For immunoblotting, cells were washed with cold PBS for three times and lysed in the RIPA extraction regent (Pierce Biotechnology, Rockford, IL, USA) containing 1% protease inhibitor cocktail (Roche, France) and phosphatase inhibitor (Sigma, France) for 1 hour on ice. After clarified by centrifugation for 10min at 12,000×g, the supernatant of cell lysates was added with 5X SDS-PAGE loading buffer (Beyotime, Shanghai, China. Cat No#P0015) and then heated to 95-100°C for 10 minutes. 20µg total protein were loaded per well for blotting and electrotransfer to 0.45µm PVDF membrane (Immobion-P Transfer Membrane, Millipore, Billerica, MA, USA. Cat No# IPVH 00010). Following 5% non-fat dry milk blockage of membranes, specific primary antibody for GCLC (1:1000, sc-390811, Santa Cruz, CA, USA) and GAPDH (1:2000; Sigma-Aldrich, USA. Cat No# G9295) serving as internal reference were incubated overnight in 4°C. After washed three times for 5 minutes with TBST, the membranes were incubated with secondary antibody (Peroxidase-conjugated AffiniPure Goat anti-Mouse IgG (H+L), 1:2000; Jackson ImmunoResearch, USA. Cat No#111-035-003) for 2 hours and then exposed to Tanon-5200 Chemiluminescent Imaging System (Tanon, China) for imaging. All the experiments were performed for three times.

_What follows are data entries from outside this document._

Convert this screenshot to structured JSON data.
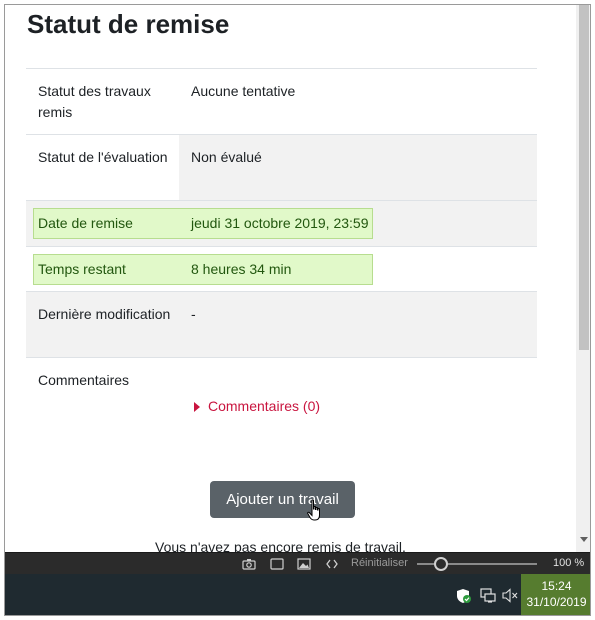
{
  "page": {
    "title": "Statut de remise",
    "rows": [
      {
        "label": "Statut des travaux remis",
        "value": "Aucune tentative"
      },
      {
        "label": "Statut de l'évaluation",
        "value": "Non évalué"
      },
      {
        "label": "Date de remise",
        "value": "jeudi 31 octobre 2019, 23:59"
      },
      {
        "label": "Temps restant",
        "value": "8 heures 34 min"
      },
      {
        "label": "Dernière modification",
        "value": "-"
      },
      {
        "label": "Commentaires",
        "link": "Commentaires (0)"
      }
    ],
    "add_button": "Ajouter un travail",
    "footer_text": "Vous n'avez pas encore remis de travail."
  },
  "statusbar": {
    "reset_label": "Réinitialiser",
    "zoom": "100 %",
    "zoom_level": 0.18
  },
  "taskbar": {
    "time": "15:24",
    "date": "31/10/2019"
  },
  "colors": {
    "accent_link": "#c9153f",
    "highlight_bg": "#e1f9c9",
    "button_bg": "#5a6268",
    "clock_bg": "#567c2f"
  }
}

HCC tissue samples were lysed for acquirement of total RNA by TRIzol (Takara, Japan). PrimeScript RT reagent kit (Takara, Japan) was used for reverse-transcription. Approximately 1µg of total RNA were used for each PCR reaction, performed with SYBR® Premix ExTaq™ (Takara, Japan) on a ABI Prism 7500 Sequence Detection system (Applied Biosystems, Foster City, CA, USA). The sequences of primers were listed as following: GCLC-forward: 5'-TTAGGCTGTCCTGGGTTCAC-3'; GCLC-reverse: 5'-TCGCTCCTCCCGAGTTCTAT-3'; GAPDH-forward: 5'-CTGGGCTACACTGAGCACC-3'; GAPDH-reverse: 5'-AAGTGGTCGTTGAGGGCAATG-3'. All the experiments were performed for three times.

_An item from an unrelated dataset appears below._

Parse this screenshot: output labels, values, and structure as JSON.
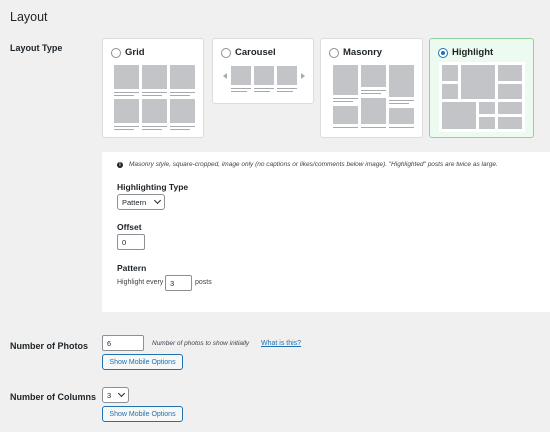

1×105 cells were seeded on glass coverslips and grew for three days. Cells were washed three times with PBS and fixed in 4% paraformaldehyde, permeabilized in 0.25% Triton X-100 and then blocked with 5% goat serum. Sections were incubated with GCLC primary mouse antibody (1:100, sc-390811, Santa Cruz, CA, USA) overnight at 4°C. After washed with PBST for three times, the coverslips were incubated with Alexa Fluor® 488-conjugated goat anti-mouse secondary antibody (1:100, Abcam, Cambridge, UK. Cat No#ab150117) for 2 hours in dark. Neclei were counterstained with 2-(4-Amidinophenyl)-6-indolecarbamidine dihydrochloride (Beyotime, Shanghai, China. Cat No#C1005). All the sections were observed under a fluorescence microscope (Olympus).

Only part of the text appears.